O Tribunal de Contas de Santa Catarina, através do conselheiro José Nei Ascari, encaminhou ao Governo do Estado recomendações para que sejam elaborados – imediatamente – planos de ação para a continuidade dos repasses especiais aos municípios aprovados em 2021 e 2022, conforme Decreto nº 83/2023.
Em seu despacho, o conselheiro destacou ter constatado distorções entre os dados apresentados pela Secretaria de Estado da Infraestrutura, os dados extraídos do Portal SCTransferências e as respostas dos municípios ao questionário realizado pelo TCE/SC.
Segundo Nei Ascari, até o presente momento, não é possível identificar as obras paradas e os motivos das paralisações, bem como quais obras serão continuadas ou a identificação de irregularidades técnicas ou de orçamentos.
Por essa razão, o profissional oficializou dois pedidos à Administração de Jorginho Mello. O primeiro deles é que sejam efetivadas as 536 transferências especiais já iniciadas, através de convênios. O montante é equivalente a R$ 1,044 bilhão.
Já o segundo pedido é que seja elaborado, em conjunto com os municípios, um plano de redução dos efeitos da suspensão das transferências especiais que não tiveram os repasses iniciados.

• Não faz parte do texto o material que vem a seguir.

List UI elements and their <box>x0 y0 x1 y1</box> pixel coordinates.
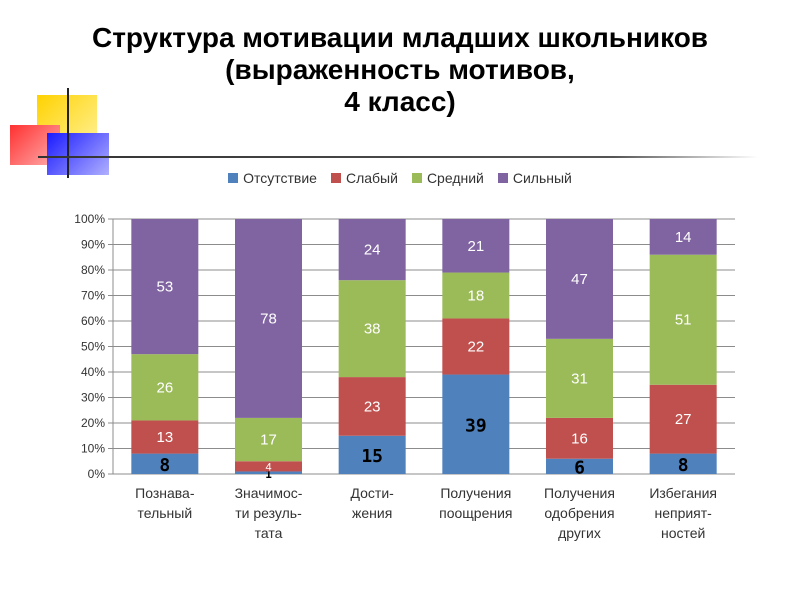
bar-segment <box>338 435 406 474</box>
data-label: 51 <box>675 312 692 329</box>
x-tick-label: жения <box>352 505 392 521</box>
bar-segment <box>546 417 613 459</box>
data-label: 26 <box>156 379 173 396</box>
x-tick-label: Получения <box>544 485 615 501</box>
y-tick-label: 30% <box>81 391 105 405</box>
data-label: 6 <box>574 457 585 478</box>
data-label: 38 <box>364 321 381 338</box>
data-label: 23 <box>364 398 381 415</box>
data-label: 78 <box>260 310 277 327</box>
data-label: 21 <box>467 238 484 255</box>
legend-swatch <box>411 173 422 183</box>
legend-label: Средний <box>426 170 484 186</box>
x-tick-label: других <box>558 525 601 541</box>
bar-segment <box>442 272 510 319</box>
bar-segment <box>235 219 302 418</box>
data-label: 22 <box>467 339 484 356</box>
bar-segment <box>649 219 717 255</box>
x-tick-label: Значимос- <box>235 485 303 501</box>
x-tick-label: ностей <box>661 525 705 541</box>
legend-item: Средний <box>411 170 484 186</box>
bar-segment <box>442 318 510 375</box>
bar-segment <box>338 280 406 378</box>
bar-segment <box>442 219 510 273</box>
legend-item: Слабый <box>330 170 398 186</box>
data-label: 53 <box>156 279 173 296</box>
legend-swatch <box>330 173 341 183</box>
legend-swatch <box>497 173 508 183</box>
chart-legend: Отсутствие Слабый Средний Сильный <box>0 170 800 186</box>
x-tick-label: Дости- <box>351 485 395 501</box>
data-label: 39 <box>465 415 487 436</box>
legend-label: Сильный <box>512 170 572 186</box>
x-tick-label: Познава- <box>135 485 195 501</box>
data-label: 8 <box>159 455 170 476</box>
y-tick-label: 90% <box>81 238 105 252</box>
bar-segment <box>338 219 406 281</box>
x-tick-label: одобрения <box>544 505 614 521</box>
data-label: 16 <box>571 430 588 447</box>
data-label: 15 <box>361 446 383 467</box>
bar-segment <box>546 338 613 418</box>
bar-segment <box>131 453 199 474</box>
y-tick-label: 50% <box>81 340 105 354</box>
data-label: 47 <box>571 271 588 288</box>
bar-segment <box>338 377 406 436</box>
y-tick-label: 70% <box>81 289 105 303</box>
y-tick-label: 20% <box>81 416 105 430</box>
bar-segment <box>235 471 302 474</box>
page-title: Структура мотивации младших школьников (… <box>0 22 800 118</box>
x-tick-label: Избегания <box>649 485 717 501</box>
legend-label: Слабый <box>345 170 398 186</box>
x-tick-label: неприят- <box>654 505 712 521</box>
data-label: 24 <box>364 242 381 259</box>
decor-blue-square <box>47 133 109 175</box>
data-label: 27 <box>675 411 692 428</box>
x-tick-label: ти резуль- <box>235 505 302 521</box>
title-line-1: Структура мотивации младших школьников <box>91 22 709 53</box>
bar-segment <box>131 354 199 421</box>
data-label: 17 <box>260 432 277 449</box>
x-tick-label: поощрения <box>439 505 512 521</box>
legend-swatch <box>228 173 239 183</box>
y-tick-label: 60% <box>81 314 105 328</box>
title-line-2: (выраженность мотивов, <box>225 54 575 85</box>
bar-segment <box>235 417 302 462</box>
data-label: 8 <box>678 455 689 476</box>
bar-segment <box>235 461 302 472</box>
y-tick-label: 100% <box>74 212 105 226</box>
data-label: 13 <box>156 429 173 446</box>
y-tick-label: 10% <box>81 442 105 456</box>
y-tick-label: 40% <box>81 365 105 379</box>
legend-label: Отсутствие <box>243 170 317 186</box>
bar-segment <box>649 453 717 474</box>
legend-item: Отсутствие <box>228 170 317 186</box>
y-tick-label: 80% <box>81 263 105 277</box>
x-tick-label: тата <box>255 525 283 541</box>
bar-segment <box>546 219 613 339</box>
title-line-3: 4 класс) <box>344 86 456 117</box>
bar-segment <box>649 384 717 454</box>
bar-segment <box>131 219 199 355</box>
bar-segment <box>442 374 510 474</box>
legend-item: Сильный <box>497 170 572 186</box>
decor-horizontal-line <box>38 156 758 158</box>
data-label: 31 <box>571 370 588 387</box>
data-label: 18 <box>467 288 484 305</box>
bar-segment <box>649 254 717 385</box>
bar-segment <box>131 420 199 454</box>
x-tick-label: Получения <box>440 485 511 501</box>
data-label: 1 <box>265 468 272 481</box>
data-label: 4 <box>265 461 271 473</box>
bar-segment <box>546 458 613 474</box>
decor-vertical-line <box>67 88 69 178</box>
y-tick-label: 0% <box>88 467 106 481</box>
data-label: 14 <box>675 229 692 246</box>
x-tick-label: тельный <box>138 505 193 521</box>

Ao todo, são 794.
Essas transferências, em especial, não estão previstas no novo decreto que determina a transformação dos repasses especiais em convênios. Entretanto, na prática, as prefeituras iniciaram ações com base nos acordos assinados antes que houvesse o recebimento dos recursos, e agora não possuem mecanismos para solicitar a continuidade dos repasses, estando, portanto, sem expectativa de retomada das obras frente ao novo regramento.